Reportedly, Clapham’s reputation stemmed from the visual impact of her creations and word-of-mouth recommendations. It was furthered by mentions in fashionable publications like ‘The Lady’s Pictorial’ and ‘The Gentlewoman’ in the second half of the 1890s. They described individual dresses by Madame Clapham that had made an impression at society events. The writer and poet Osbert Sitwell remembers her in his 1944 autobiography ‘Left Hand, Right Hand’ as the maker of his mother’s dress worn in their 1900 family portrait by John Singer Sargent:
‘The dress worn by my mother had been made (…) by the then celebrated dressmaker, Madame Clapham It would seem improbable that any fashionable woman should go especially to Hull for her clothes; but so it was. The mode had originated with the daughters of Mrs. Arthur Wilson and Mrs. Charles Wilson (…) who, coming from that district, had startled London a few years before with their dashing clothes and had soon made the reputation of the local dressmaker whom they were said to patronise.’
Madame Clapham employed a mostly female workroom with a clear hierarchical structure. Vacancies for positions like ‘bodice hands’, ‘skirt hands’ and ‘mantle hands’, advertised in newspapers like the Yorkshire Post illustrate the typical specialisations of dressmakers at the time. The adverts offer ‘good wages’ but also clarify that experience appropriate to a ‘high class’ dressmaking establishment was required.

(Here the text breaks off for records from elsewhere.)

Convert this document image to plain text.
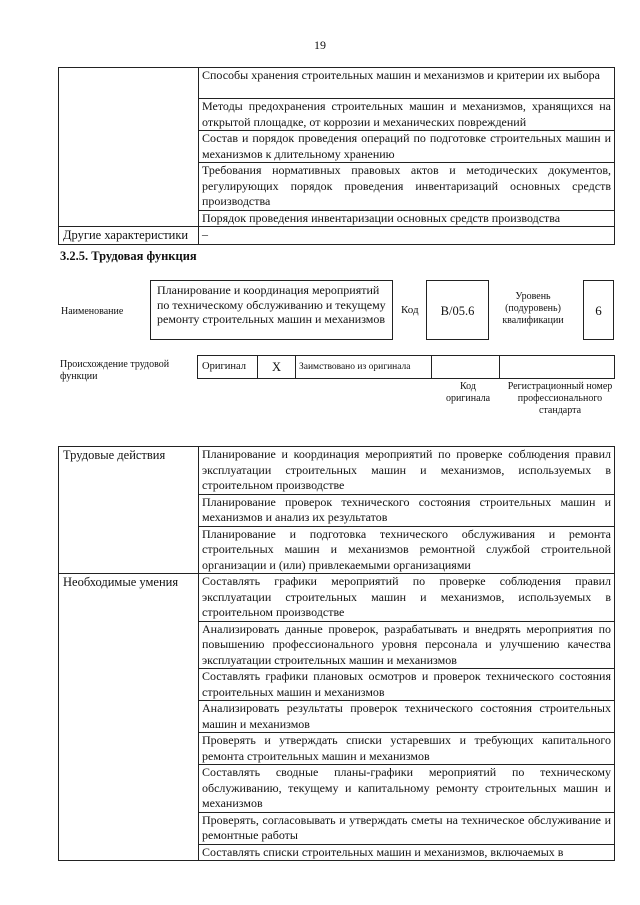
19
	Способы хранения строительных машин и механизмов и критерии их выбора
	Методы предохранения строительных машин и механизмов, хранящихся на открытой площадке, от коррозии и механических повреждений
	Состав и порядок проведения операций по подготовке строительных машин и механизмов к длительному хранению
	Требования нормативных правовых актов и методических документов, регулирующих порядок проведения инвентаризаций основных средств производства
	Порядок проведения инвентаризации основных средств производства
Другие характеристики	–
3.2.5. Трудовая функция
Наименование
Планирование и координация мероприятий по техническому обслуживанию и текущему ремонту строительных машин и механизмов
Код	B/05.6
Уровень (подуровень) квалификации
6
Происхождение трудовой функции
Оригинал	X	Заимствовано из оригинала		
Код оригинала
Регистрационный номер профессионального стандарта
Трудовые действия	Планирование и координация мероприятий по проверке соблюдения правил эксплуатации строительных машин и механизмов, используемых в строительном производстве
	Планирование проверок технического состояния строительных машин и механизмов и анализ их результатов
	Планирование и подготовка технического обслуживания и ремонта строительных машин и механизмов ремонтной службой строительной организации и (или) привлекаемыми организациями
Необходимые умения	Составлять графики мероприятий по проверке соблюдения правил эксплуатации строительных машин и механизмов, используемых в строительном производстве
	Анализировать данные проверок, разрабатывать и внедрять мероприятия по повышению профессионального уровня персонала и улучшению качества эксплуатации строительных машин и механизмов
	Составлять графики плановых осмотров и проверок технического состояния строительных машин и механизмов
	Анализировать результаты проверок технического состояния строительных машин и механизмов
	Проверять и утверждать списки устаревших и требующих капитального ремонта строительных машин и механизмов
	Составлять сводные планы-графики мероприятий по техническому обслуживанию, текущему и капитальному ремонту строительных машин и механизмов
	Проверять, согласовывать и утверждать сметы на техническое обслуживание и ремонтные работы
	Составлять списки строительных машин и механизмов, включаемых в
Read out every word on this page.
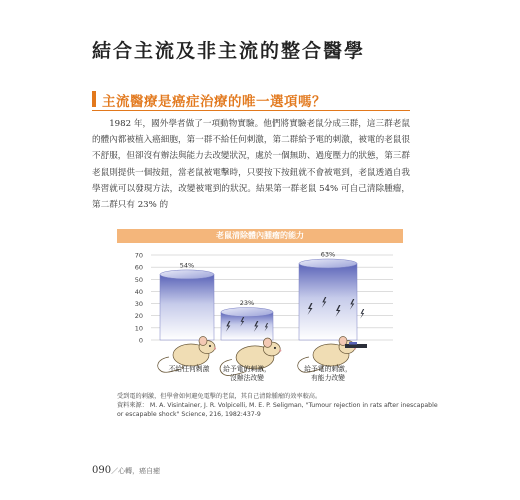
結合主流及非主流的整合醫學
主流醫療是癌症治療的唯一選項嗎？

1982 年，國外學者做了一項動物實驗。他們將實驗老鼠分成三群，這三群老鼠的體內都被植入癌細胞，第一群不給任何刺激，第二群給予電的刺激，被電的老鼠很不舒服，但卻沒有辦法與能力去改變狀況，處於一個無助、過度壓力的狀態，第三群老鼠則提供一個按鈕，當老鼠被電擊時，只要按下按鈕就不會被電到，老鼠透過自我學習就可以發現方法，改變被電到的狀況。結果第一群老鼠 54% 可自己清除腫瘤，第二群只有 23% 的

老鼠清除體內腫瘤的能力
0
10
20
30
40
50
60
70
54%
不給任何刺激
23%
給予電的刺激，
沒辦法改變
63%
給予電的刺激，
有能力改變
受到電的刺激，但學會如何避免電擊的老鼠，其自己清除腫瘤的效率較高。
資料來源： M. A. Visintainer, J. R. Volpicelli, M. E. P. Seligman, "Tumour rejection in rats after inescapable
or escapable shock" Science, 216, 1982:437-9
090／心轉，癌自癒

On 3 June 1896, the Hull Daily Mail reports about Madame Clapham’s violation of the Factory Act under the headline: ‘Hull Dressmaker Fined. Girls Kept At Work Without Tea.‘ Several Factory Acts aimed at improving working conditions in the 19th Century, including the limitation of working hours and compulsory breaks. It was not uncommon for dressmakers to be fined for violations against these rules. Many cases are reported in the press of the time, including the makers of an elaborate 1880s fancy dress from our collection by the Dublin dressmakers Misses Wilson (see Related Items).